I don't like to kiss and tell, so lets flash forward a bit. K is naked on the bed and I am shirtless next to her. She tells me that she is in love with another man. Half of me is like "wow. ballsy." the other half is like "wtf do I care, this isn't serious you are fucking 37 years old. Someday I am going to put a baby in a woman, and if that day isn't tomorrow then that woman probably isn't going to be you."

From there we have this amazingly honest and heartfelt discussion on love, sex, relationships... everything. It is hands down the most honest conversations that I have ever had with someone. By the end I had insights on every part of the courting process and had given her the courage to make the decisions that needed to be made in her own love life. We dressed and she walked me to my car. A hug goodbye and I will likely never speak to her again.

Zack (M5)

M (32f) is a project manager for the web design division of a well known hosting company. She was super cool. Definitely the most comfortable conversation blogged about thus far. For the first hour we sat and talked about all the little things and bonded over several common dispositions including how personal a tattoo is and being a nerd is kick ass.

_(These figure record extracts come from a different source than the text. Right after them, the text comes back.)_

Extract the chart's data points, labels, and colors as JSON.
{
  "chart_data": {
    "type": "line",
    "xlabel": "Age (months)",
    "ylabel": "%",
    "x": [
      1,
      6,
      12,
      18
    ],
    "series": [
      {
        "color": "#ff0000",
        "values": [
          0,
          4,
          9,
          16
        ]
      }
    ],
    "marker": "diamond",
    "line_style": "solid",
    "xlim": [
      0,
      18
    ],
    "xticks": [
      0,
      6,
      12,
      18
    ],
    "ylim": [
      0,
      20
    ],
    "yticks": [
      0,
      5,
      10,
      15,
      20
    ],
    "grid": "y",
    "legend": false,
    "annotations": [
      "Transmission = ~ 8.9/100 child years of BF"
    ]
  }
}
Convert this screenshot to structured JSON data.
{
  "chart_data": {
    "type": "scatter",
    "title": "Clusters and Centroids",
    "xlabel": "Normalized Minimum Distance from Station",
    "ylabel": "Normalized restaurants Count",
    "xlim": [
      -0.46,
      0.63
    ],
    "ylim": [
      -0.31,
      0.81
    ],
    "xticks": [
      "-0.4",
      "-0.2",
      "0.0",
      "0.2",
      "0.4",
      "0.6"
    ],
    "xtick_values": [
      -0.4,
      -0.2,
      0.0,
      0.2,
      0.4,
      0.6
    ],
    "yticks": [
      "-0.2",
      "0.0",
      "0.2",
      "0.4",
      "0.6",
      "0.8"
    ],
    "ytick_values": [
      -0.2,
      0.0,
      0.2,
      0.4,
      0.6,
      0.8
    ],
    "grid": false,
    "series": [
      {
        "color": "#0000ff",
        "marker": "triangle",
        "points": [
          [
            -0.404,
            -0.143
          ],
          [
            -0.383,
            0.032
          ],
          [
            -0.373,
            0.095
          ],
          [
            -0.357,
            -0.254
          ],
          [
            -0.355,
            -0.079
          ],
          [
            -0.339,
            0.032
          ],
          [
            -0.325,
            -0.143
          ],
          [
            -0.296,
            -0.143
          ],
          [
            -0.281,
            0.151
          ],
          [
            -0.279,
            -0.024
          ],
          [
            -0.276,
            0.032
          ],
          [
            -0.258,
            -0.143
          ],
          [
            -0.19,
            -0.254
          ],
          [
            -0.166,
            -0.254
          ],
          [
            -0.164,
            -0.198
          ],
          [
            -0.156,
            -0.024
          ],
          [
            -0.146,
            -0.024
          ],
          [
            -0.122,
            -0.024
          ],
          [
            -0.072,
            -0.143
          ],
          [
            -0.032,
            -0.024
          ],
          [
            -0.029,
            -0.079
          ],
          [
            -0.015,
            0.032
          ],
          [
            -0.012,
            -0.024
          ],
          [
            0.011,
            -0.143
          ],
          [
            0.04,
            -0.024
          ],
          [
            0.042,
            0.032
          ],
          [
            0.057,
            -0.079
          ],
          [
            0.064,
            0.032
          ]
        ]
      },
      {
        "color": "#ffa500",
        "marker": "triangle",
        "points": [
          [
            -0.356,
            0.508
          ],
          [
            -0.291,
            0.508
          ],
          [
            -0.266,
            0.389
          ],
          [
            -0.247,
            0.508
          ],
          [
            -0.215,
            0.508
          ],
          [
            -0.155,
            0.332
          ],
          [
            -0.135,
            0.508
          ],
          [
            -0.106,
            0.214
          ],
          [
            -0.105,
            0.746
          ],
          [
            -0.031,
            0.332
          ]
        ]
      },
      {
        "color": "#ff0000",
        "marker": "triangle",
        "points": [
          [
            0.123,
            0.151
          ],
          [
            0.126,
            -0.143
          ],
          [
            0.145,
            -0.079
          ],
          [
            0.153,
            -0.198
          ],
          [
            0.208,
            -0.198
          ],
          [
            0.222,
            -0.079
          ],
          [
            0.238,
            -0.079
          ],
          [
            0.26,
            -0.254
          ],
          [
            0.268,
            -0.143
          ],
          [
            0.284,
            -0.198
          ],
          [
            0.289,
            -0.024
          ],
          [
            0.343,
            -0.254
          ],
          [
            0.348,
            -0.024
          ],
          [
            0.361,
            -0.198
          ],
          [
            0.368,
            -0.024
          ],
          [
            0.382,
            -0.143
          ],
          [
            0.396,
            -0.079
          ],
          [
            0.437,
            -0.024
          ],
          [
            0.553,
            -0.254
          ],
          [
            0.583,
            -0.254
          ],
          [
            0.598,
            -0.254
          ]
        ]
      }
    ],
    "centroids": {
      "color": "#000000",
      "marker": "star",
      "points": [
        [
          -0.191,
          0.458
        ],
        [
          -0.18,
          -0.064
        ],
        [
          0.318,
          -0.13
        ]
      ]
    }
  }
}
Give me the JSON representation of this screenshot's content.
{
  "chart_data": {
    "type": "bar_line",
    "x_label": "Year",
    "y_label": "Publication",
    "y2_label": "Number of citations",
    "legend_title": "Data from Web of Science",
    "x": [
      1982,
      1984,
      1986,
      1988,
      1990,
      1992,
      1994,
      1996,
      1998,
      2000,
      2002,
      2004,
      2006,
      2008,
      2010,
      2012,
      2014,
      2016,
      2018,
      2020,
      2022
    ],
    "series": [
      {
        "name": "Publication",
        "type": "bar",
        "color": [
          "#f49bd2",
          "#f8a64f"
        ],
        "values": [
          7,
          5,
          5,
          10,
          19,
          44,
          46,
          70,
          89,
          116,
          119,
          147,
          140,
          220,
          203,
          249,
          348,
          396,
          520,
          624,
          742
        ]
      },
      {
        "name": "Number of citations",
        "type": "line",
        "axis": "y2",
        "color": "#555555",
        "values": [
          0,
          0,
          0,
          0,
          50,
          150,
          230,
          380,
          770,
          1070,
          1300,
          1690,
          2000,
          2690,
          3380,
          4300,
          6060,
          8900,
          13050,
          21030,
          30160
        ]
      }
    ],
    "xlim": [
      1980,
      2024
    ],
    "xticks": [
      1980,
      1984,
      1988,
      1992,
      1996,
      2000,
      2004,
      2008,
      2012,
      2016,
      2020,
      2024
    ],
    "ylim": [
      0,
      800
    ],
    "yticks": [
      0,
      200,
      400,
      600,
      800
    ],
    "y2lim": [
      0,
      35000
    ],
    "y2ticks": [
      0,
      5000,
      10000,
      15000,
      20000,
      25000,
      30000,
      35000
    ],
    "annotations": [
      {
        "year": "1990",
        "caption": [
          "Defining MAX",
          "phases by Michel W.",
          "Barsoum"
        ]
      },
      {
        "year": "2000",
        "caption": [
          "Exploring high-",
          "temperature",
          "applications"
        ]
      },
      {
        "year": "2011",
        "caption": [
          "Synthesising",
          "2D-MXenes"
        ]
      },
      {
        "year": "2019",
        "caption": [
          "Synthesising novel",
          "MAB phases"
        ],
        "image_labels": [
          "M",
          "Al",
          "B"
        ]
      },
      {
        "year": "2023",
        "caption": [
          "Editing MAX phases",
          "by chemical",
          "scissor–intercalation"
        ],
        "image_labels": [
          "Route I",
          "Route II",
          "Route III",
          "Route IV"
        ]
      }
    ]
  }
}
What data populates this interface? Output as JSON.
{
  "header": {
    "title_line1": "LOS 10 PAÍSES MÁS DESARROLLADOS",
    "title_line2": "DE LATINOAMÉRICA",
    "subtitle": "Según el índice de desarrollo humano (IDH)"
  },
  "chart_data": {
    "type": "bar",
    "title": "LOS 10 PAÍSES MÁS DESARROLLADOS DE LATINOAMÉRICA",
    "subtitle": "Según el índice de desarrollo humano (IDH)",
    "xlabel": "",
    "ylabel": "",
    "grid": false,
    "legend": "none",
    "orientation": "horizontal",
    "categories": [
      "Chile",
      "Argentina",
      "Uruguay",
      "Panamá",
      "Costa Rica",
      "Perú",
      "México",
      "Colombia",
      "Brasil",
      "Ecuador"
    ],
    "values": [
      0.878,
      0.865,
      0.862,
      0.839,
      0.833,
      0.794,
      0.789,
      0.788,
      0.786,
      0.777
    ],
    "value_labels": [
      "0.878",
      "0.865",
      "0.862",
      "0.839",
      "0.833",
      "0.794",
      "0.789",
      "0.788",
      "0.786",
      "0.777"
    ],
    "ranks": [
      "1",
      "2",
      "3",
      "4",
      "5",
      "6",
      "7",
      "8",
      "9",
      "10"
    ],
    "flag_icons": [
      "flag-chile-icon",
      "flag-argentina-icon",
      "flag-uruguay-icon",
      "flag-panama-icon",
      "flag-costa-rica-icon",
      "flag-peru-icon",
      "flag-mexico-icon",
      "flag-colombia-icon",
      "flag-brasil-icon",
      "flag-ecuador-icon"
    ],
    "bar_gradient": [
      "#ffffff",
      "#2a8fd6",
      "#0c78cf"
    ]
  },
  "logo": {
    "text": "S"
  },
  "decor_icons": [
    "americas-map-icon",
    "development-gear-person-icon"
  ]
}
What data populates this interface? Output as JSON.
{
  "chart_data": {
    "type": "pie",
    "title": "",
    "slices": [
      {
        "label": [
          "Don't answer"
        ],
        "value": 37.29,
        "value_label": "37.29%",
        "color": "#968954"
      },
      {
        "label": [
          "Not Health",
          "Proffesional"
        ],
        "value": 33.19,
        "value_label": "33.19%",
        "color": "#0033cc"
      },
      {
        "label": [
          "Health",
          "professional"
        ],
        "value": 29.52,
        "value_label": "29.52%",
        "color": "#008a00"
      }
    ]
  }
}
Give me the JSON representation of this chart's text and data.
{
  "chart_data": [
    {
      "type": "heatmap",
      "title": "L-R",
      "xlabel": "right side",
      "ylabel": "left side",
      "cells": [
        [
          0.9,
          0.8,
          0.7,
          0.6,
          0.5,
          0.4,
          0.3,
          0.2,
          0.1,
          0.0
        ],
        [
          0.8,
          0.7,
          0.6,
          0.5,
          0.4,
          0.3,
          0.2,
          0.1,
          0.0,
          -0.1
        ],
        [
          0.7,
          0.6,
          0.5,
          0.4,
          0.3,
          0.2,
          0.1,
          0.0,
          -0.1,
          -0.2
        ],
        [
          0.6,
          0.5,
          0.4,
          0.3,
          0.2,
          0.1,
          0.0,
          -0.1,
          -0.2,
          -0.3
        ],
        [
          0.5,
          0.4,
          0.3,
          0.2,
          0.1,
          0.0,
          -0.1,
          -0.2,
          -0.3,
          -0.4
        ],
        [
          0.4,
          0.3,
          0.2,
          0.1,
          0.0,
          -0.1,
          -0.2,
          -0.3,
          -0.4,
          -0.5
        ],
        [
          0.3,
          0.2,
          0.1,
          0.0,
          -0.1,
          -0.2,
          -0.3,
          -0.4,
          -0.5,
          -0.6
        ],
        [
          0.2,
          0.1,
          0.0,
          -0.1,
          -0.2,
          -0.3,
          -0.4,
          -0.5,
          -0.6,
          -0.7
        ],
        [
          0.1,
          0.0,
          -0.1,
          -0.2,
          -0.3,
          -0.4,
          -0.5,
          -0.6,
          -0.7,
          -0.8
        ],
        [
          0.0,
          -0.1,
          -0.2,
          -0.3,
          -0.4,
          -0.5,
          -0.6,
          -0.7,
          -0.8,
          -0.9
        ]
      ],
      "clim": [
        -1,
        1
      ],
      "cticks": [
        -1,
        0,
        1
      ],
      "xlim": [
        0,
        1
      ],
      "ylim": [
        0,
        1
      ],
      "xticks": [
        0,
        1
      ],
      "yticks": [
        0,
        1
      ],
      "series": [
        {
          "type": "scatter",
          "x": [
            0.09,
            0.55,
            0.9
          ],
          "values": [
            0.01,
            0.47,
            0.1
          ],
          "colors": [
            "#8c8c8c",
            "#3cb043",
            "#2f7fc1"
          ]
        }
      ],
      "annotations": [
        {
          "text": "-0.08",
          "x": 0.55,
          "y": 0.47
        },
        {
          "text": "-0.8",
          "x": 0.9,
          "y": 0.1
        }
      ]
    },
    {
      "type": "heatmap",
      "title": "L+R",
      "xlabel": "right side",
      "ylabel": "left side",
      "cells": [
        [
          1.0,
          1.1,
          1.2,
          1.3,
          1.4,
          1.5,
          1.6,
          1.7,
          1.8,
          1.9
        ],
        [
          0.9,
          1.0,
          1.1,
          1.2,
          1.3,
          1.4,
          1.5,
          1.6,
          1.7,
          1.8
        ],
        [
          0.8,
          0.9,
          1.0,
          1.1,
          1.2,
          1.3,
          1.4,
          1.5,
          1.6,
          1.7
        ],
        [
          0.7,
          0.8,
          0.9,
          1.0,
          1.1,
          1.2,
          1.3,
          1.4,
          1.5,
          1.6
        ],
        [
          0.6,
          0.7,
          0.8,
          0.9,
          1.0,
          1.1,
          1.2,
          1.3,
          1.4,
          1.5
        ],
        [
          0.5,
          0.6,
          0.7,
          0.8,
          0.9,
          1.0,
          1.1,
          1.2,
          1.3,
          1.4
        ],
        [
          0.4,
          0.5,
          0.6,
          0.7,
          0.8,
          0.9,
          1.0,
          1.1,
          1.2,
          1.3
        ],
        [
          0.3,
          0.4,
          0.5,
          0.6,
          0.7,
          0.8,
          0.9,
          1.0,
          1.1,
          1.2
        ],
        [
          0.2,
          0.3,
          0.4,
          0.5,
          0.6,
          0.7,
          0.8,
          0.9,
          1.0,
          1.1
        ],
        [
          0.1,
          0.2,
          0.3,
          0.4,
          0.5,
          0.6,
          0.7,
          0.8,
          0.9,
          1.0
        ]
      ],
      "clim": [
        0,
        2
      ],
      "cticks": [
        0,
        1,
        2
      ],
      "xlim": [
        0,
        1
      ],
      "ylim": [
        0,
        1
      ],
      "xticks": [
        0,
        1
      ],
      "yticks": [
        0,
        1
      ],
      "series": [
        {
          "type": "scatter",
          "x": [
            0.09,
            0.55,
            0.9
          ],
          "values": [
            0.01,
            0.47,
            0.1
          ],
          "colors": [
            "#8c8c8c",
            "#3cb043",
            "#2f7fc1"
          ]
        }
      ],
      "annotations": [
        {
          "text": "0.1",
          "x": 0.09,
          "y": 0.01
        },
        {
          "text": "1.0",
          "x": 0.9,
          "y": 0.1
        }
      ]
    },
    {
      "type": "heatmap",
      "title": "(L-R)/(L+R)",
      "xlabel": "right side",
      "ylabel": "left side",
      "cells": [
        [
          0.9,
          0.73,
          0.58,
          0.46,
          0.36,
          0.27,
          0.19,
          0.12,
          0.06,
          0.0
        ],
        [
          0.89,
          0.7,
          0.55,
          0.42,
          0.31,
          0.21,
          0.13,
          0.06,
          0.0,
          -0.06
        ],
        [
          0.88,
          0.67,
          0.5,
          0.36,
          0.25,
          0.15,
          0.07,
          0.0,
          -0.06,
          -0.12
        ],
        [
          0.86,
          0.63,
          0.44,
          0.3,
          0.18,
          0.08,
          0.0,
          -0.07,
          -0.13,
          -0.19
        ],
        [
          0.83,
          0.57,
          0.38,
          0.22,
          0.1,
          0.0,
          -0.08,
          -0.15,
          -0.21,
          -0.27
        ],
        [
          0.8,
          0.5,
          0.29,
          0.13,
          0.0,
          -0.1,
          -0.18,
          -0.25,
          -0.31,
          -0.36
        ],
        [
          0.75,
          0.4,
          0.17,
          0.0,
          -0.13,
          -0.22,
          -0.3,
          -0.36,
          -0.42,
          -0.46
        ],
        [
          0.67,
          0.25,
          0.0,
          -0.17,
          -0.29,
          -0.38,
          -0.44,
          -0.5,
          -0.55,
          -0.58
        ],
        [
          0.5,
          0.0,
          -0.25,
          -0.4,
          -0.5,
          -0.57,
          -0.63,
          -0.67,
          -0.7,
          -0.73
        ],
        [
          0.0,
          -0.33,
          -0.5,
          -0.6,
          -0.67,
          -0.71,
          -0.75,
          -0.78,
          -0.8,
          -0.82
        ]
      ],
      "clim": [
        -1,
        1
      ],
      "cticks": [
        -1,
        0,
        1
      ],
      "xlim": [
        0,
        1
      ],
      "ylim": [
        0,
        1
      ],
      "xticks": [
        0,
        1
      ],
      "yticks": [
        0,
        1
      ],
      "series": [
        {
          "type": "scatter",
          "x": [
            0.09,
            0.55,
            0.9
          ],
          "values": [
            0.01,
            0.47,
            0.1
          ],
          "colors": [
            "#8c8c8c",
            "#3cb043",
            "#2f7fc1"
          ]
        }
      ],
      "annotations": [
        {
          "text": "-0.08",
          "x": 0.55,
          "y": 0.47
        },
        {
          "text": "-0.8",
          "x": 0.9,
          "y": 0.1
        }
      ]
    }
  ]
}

If you ever want to give the illusion that more time has passed than is actually the case, move the date to someplace new. This has several positive effects including giving her the impression that you are multidimensional. If you move the date (or go for a walk at least) you are basically on your second date. She will automatically be more comfortable because you have now done two things together and she will 'feel like she can trust you'. You also seem more interesting because she can look back on the date and her recap in her mind will be longer.

I took M on a walk around the same strip mall (a popular hangout and great for people watching) as C the previous night. Then we sat in the same cafe but this time had some ICB root beers to cool off after our walk.

On our 'second date' M told me about this blog she used to write called 'successful online dating'. I about shit a brick. The next 15 minutes were picking her brain about her findings. The beauty is that she basically can't say anything bad about something from our date because I had established for the last hour that I was more comfortable in my skin that she was in hers. She was just a touch nervous and a wink off balance the entire time. I had been making just the right amount of eye contact to make sure she knew I was judging her words, but not so much that she thought I was hanging on them. Anywho she rattled off several giant red flags that I wouldn't even bother to mention, but I guess other guys will do repeatedly. Things like being overly aggressive on a date. If you yell at a waitress you are a douche and should never get a second date. No need to 'reveal' this in a blog post. :)

Anyway M was a super cool chick that just didn't end up being attractive enough to me to want to ask out again. She should have no problems in the future, but just wasn't the right girl for me.


Zack (D2) p2

I had a nice time on round one with D and so we decided to hang out again. I took "The Fountain" over to her place about two and we watched it over some chips, salsa, and a VERY strong margarita. Let me take this time to say that the best way to get someone drunk is to give them a very weak mixed drink and then follow up with something stronger. If you just give them something strong to start with then 1) they know you are trying to get them drunk and 2) they are going to nurse the thing forever. So when D made me a margarita with 7 shots in it, I knew she was up to something.....

We bonded over a quality art film even though her brother (19) joined up for a the first 30 minutes or so. I never let a third wheel bother me and have learned how to take advantage of this situation when it falls in my lap. Impressing a close friend or in this case the little brother/ roommate is a great way to earn points with a girl. It isn't always easy, but it is always worth points. Having a third wheel around for a chunk of your date is not a bad thing if you know what you are doing.

After our intellectual bonding we physically bonded and then I told her I had to meet my roommates for dinner and hang out time. I left about 6pm for (C4) to her sadness.